Nel suo ultimo film, Un prophète, Audiard lo dice chiaro e fuor di metafora: le privazioni della prigionia sono una brutale ma efficacissima palestra di vita, primo motore delle azioni umane (specie di quelle peggiori). Il “profeta” Malik entra in carcere senza che allo spettatore sia dato sapere se le colpe di cui lo si accusa siano davvero tali: ai nostri occhi, colpevole lo diviene solo una volta entrato in cella, spinto da un istinto di sopravvivenza che lo accompagnerà lungo tutto il suo percorso di formazione alla rovescia.

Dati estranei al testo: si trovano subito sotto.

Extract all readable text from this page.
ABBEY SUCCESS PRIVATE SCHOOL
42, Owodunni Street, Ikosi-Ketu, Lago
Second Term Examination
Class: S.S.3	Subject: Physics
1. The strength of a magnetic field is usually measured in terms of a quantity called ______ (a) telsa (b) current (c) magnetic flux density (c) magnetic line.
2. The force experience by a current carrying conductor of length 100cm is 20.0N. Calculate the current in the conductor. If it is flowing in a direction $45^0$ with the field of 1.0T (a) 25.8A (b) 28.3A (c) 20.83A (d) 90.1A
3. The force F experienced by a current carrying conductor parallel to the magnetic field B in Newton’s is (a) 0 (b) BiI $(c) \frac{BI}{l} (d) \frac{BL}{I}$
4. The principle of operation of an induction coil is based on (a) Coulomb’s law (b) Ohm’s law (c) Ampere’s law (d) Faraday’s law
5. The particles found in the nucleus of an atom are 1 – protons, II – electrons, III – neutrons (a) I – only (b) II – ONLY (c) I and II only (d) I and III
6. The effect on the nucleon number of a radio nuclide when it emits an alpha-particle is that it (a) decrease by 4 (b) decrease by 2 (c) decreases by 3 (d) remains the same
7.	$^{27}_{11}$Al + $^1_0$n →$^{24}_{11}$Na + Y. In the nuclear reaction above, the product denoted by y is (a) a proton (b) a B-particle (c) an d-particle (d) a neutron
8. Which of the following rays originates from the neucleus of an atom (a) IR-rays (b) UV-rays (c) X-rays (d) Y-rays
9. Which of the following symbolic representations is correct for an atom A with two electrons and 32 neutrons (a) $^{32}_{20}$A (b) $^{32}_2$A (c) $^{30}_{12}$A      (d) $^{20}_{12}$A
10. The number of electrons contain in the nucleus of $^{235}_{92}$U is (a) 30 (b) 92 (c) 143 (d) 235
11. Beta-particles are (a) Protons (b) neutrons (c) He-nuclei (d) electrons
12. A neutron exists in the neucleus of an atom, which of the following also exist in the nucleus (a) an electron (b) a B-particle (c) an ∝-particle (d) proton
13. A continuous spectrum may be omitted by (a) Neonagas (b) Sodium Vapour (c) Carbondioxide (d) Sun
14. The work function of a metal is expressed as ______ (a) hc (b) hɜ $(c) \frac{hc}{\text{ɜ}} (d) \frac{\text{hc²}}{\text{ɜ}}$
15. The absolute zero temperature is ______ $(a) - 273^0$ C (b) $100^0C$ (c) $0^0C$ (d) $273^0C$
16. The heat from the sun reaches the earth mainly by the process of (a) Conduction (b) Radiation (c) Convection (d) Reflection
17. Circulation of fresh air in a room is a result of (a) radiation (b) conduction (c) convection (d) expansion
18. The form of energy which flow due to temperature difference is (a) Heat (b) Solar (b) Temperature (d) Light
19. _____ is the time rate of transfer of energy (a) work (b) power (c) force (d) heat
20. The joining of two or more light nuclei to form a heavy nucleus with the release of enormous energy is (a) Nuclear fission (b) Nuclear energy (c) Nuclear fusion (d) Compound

In Sulle mie labbra, il film che nel 2002 rende noto il regista oltre i confini della madre patria, non si vedono nè sbarre nè secondini, ma le prigioni che tengono in cattività i personaggi si stagliano sullo sfondo, chiaramente visibili. È tragicamente reale quella che pesa sopra gli appena 25 anni di Paul, ex galeotto alla ricerca di un posto di lavoro e di una seconda possibilità: dal suo giovane passato riemergono fantasmi di brutte frequentazioni, tentacoli che tentano di riagguantarlo e trascinarlo indietro. È psicologica, ma non meno frustrante, la prigione in cui è costretta Carla, impiegata in uno studio di architettura, sfruttata dalle amiche più “sveglie”, derisa e tormentata dai colleghi prepotenti. La mancanza dell’udito, cui riesce a rimediare solo con l’uso di un apparecchio acustico, la obbliga spesso a rannicchiarsi in un angolo, dal quale non può che giocare il ruolo di “colei che vede” (che guarda gli altri, che assiste il bambino dell’amica, che spia qualcuno o che lo fissa da lontano …) quando invece desiderebbe essere lei ad essere vista, almeno per una volta. Non appena Paul viene assunto nello studio, infatti, Clara lo “usa” durante una festa per sfilare davanti alle amiche finalmente in compagnia di un uomo.
Nella cinica visione dell’autore ogni rapporto tra persone sembra trovare la sua ragione d'essere nello sfruttamento reciproco, secondo la spietata legge del do ut des che fra i miserabili vige in maniera piuttosto rigorosa. Regola che, in fondo, vale per la prigionìa di ogni tipo, per i tempi e le situazioni estreme, quando anche la più piccola risorsa va razionata e gelosamente custodita sotto il cuscino, quando la generosità e le offerte d’aiuto da parte degli altri non possono essere altro che ami lanciati all’ingenuità delle matricole, quando proprio nulla può essere fatto se nulla si ottiene prima in cambio. Più che la poesia dei sentimenti qui vale la dura economia della disperazione: un terreno arido che lascia ben poco spazio per far germogliare un amore autentico e disinteressato fra i due. Le immagini ce li mostrano a più riprese isolati, lei nella solitudine silenziosa della sua malattia, lui nell’assordante frastruono della discoteca in cui deve lavorare per estinguere il debito con i suoi aguzzini. La prima a tentare qualche timido passo fuori dalle logiche del baratto è Clara, il cui desiderio di riscatto nei confronti di colleghi e conoscenti si mescola sempre più ad un confuso interesse per il suo “complice” Paul. Ma abituata com’è a studiare il copione soltanto dalla parte della spettatrice, cerca di amare e riesce soltanto a farsi amare: si offre passivamente a Paul per aiutarlo a tirarsi fuori d’impaccio. A lui offrirà la sua risorsa più preziosa, quel saper “leggere le labbra” coltivato durante un’intera vita da prigioniera nel proprio silenzio. Per lui si presterà a lunghi appostamenti, scruterà silenziosa gli amici da dietro le”sbarre”, testimonierà reati e ne sarà complice, passando finalmente all’azione. Quella di Sulle mie labbra, quindi, è soprattutto la sua storia, un altro percorso di antiformazione, dalla cattività frustrante all’attività criminale nel segno di un amore crudele.
TITOLO ORIGINALE: Sur mes lèvres; REGIA: Jacques Audiard; SCENEGGIATURA: Jacques Audiard, Tonino Benacquista; FOTOGRAFIA: Mathieu Vadepied; MONTAGGIO: Juliette Welfling; MUSICA: Alexandre Desplat; PRODUZIONE: Francia; ANNO: 2001; DURATA: 115 min.